Identify whether the series summation of 12 open parentheses 3 over 5 close parentheses to the i minus 1 power from 1 to infinity is a convergent or divergent geometric series and find the sum, if possible.

Answer 1

It looks like you have this:

\(S = \sum\limits_{i = 1}^{\infty} 12 \left( \frac{3}{5 } \right)^{i - 1} \qquad \square \)

It is always well worth writing out a few terms if patterns just don't leap out at you. And if \(\square \) is correct, it is this **geometric** series, with the 12 factored out.
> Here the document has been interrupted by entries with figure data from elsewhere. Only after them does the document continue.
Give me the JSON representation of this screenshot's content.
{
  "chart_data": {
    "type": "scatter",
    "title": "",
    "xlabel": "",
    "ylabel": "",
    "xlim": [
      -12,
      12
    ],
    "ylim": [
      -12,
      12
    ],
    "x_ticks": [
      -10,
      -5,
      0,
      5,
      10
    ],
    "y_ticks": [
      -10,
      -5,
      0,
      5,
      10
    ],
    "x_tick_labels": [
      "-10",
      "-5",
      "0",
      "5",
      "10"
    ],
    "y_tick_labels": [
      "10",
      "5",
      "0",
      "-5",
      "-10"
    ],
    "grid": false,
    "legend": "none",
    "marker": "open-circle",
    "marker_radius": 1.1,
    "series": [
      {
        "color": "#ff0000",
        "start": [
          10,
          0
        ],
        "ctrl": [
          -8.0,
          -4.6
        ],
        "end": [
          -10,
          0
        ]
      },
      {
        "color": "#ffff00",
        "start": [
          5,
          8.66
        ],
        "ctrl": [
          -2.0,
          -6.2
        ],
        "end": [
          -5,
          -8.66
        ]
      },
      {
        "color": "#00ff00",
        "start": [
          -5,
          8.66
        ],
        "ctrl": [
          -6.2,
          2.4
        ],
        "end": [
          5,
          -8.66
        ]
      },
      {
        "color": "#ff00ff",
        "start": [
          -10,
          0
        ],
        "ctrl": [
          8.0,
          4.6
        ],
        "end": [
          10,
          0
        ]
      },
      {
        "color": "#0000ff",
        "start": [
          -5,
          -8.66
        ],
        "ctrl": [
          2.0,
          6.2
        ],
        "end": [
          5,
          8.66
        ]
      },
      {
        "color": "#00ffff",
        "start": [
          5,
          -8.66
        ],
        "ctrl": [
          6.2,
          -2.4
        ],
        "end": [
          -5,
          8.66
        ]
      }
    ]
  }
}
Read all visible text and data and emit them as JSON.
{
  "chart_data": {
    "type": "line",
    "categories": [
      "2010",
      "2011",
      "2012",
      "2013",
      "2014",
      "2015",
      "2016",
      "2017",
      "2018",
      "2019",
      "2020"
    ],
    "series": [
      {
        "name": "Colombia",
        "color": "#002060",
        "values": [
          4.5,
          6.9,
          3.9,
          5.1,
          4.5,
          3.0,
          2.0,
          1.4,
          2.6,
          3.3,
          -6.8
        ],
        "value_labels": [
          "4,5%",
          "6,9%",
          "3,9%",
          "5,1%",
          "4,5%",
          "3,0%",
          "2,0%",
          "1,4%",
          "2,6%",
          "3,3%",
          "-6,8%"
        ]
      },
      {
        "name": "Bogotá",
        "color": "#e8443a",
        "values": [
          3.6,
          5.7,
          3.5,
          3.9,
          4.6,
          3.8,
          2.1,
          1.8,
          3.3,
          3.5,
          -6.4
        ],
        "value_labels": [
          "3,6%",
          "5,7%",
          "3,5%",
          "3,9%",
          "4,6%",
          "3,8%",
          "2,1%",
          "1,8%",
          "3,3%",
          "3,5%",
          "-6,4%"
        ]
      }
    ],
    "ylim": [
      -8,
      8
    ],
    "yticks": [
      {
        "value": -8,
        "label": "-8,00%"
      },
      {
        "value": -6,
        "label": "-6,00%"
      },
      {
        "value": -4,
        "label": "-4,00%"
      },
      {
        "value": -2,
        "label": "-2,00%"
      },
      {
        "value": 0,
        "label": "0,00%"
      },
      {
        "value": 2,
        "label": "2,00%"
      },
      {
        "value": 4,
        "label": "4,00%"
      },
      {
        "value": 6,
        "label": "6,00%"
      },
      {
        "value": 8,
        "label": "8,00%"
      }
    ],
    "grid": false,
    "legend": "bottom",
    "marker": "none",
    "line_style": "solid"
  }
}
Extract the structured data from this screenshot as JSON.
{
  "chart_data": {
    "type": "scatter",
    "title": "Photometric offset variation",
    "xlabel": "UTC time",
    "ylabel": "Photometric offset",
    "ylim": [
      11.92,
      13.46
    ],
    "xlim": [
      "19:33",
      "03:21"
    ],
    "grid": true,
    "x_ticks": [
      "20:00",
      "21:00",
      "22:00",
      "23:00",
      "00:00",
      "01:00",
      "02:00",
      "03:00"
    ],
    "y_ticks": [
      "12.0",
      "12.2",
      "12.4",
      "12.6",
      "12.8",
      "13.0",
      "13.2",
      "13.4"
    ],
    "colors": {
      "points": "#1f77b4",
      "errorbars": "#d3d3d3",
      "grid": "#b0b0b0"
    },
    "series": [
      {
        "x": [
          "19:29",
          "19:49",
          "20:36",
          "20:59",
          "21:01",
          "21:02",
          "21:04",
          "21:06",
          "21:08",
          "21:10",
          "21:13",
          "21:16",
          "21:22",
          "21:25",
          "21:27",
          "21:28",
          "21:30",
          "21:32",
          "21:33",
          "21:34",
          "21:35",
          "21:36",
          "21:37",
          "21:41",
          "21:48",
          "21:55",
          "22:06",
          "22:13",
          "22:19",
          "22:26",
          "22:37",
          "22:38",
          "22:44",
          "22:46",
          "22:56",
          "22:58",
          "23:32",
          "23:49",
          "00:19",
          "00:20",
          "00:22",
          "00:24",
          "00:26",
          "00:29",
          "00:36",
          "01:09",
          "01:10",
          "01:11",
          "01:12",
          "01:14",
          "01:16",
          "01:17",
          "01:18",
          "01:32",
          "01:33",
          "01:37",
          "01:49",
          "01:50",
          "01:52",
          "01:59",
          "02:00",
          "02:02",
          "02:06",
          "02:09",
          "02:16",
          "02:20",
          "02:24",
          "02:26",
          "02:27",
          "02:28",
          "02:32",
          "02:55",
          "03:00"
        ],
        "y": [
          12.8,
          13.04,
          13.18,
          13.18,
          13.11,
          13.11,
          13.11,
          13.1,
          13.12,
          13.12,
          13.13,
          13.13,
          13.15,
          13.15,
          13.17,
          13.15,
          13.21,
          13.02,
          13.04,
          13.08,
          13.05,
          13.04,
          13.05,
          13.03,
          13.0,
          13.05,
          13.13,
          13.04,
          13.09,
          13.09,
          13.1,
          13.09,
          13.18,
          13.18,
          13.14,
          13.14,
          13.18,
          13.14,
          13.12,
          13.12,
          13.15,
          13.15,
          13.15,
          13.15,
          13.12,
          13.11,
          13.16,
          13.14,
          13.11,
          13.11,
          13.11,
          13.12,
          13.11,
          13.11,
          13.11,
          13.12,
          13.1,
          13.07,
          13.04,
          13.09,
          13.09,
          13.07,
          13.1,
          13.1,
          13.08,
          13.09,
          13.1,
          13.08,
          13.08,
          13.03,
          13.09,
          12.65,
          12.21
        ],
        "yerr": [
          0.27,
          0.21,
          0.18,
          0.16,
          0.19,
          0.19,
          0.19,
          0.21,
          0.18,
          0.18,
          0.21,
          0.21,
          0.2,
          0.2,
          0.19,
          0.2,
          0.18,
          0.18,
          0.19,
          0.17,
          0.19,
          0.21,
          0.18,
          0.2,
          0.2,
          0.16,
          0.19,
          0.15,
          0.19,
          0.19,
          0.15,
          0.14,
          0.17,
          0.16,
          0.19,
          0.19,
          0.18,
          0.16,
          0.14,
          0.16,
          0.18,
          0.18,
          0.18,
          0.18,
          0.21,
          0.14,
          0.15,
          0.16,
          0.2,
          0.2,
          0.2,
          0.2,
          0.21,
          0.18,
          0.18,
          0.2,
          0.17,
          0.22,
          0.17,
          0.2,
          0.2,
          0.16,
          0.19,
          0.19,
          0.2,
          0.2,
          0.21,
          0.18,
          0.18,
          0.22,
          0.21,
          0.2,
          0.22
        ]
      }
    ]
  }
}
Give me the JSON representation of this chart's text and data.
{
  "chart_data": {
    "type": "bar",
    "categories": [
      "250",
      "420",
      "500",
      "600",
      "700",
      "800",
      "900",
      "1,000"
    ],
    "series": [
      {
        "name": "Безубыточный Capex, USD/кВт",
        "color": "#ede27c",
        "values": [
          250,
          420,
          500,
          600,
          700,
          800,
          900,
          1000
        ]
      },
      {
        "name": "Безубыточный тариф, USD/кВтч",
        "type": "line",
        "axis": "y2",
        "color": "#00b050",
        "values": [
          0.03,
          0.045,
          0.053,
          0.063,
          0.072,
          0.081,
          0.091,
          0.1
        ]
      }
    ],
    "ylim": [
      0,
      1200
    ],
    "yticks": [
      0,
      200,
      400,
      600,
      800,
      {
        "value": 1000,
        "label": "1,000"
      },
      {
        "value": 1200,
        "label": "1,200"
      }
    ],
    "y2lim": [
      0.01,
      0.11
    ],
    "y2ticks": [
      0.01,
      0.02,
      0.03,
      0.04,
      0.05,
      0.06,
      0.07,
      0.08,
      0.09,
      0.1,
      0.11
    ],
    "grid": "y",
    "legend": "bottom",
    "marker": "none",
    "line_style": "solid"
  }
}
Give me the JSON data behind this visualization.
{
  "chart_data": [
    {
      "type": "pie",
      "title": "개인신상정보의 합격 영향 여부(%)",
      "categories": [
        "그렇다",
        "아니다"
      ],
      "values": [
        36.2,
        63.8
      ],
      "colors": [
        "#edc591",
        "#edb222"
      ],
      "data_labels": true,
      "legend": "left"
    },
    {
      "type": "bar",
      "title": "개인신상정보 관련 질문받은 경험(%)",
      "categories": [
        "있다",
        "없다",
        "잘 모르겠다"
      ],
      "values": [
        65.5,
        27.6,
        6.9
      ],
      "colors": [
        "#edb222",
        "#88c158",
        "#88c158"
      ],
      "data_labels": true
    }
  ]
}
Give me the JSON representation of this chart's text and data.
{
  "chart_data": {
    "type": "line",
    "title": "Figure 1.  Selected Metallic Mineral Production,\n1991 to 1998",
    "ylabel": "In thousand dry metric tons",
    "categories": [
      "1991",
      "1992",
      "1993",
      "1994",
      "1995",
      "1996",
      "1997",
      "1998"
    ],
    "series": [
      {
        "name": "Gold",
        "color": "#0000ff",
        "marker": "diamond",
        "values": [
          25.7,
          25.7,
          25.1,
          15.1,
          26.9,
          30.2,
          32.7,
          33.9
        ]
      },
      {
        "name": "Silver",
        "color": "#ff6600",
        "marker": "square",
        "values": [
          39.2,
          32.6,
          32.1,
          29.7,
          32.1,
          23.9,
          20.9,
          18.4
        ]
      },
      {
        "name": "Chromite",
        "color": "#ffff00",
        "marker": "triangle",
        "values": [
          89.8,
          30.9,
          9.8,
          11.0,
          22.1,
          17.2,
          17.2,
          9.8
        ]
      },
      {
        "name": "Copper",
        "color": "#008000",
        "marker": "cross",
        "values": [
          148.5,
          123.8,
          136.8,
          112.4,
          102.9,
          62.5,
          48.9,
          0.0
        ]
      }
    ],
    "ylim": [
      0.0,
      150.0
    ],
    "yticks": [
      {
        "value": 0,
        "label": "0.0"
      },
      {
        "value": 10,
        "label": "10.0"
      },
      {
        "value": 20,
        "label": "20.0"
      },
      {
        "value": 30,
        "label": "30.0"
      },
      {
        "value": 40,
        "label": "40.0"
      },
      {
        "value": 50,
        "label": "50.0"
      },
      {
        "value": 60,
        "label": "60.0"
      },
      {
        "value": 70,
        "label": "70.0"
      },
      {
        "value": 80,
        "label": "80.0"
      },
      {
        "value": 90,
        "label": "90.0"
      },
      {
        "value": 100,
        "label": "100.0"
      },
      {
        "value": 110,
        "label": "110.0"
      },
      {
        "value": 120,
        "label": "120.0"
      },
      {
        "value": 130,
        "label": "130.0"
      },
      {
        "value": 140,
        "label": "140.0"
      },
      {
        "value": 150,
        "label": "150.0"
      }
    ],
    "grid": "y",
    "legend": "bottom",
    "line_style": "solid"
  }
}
\(S = 12 \left( 1 + \left( \frac{3}{5 } \right) + \left( \frac{3}{5 } \right)^2 + \cdots \right) \)

And so from the summation of a geometric series, \(S_n = a (\frac{1-r^n}{1-r})\) - you should know how to derive that formula, BTW - you know it sums out like this:

\(S_{n \to \infty} = 12 \cdot \dfrac{1 - ({3 \over 5})^{n \to \infty}}{1 - {3 \over 5}} \)

And figuring that out also confirms convergence ... as a convergent series has a finite sum

If you want to confirm convergence first before finding the sum, you might want to try the ratio test ...but not really necessary here :)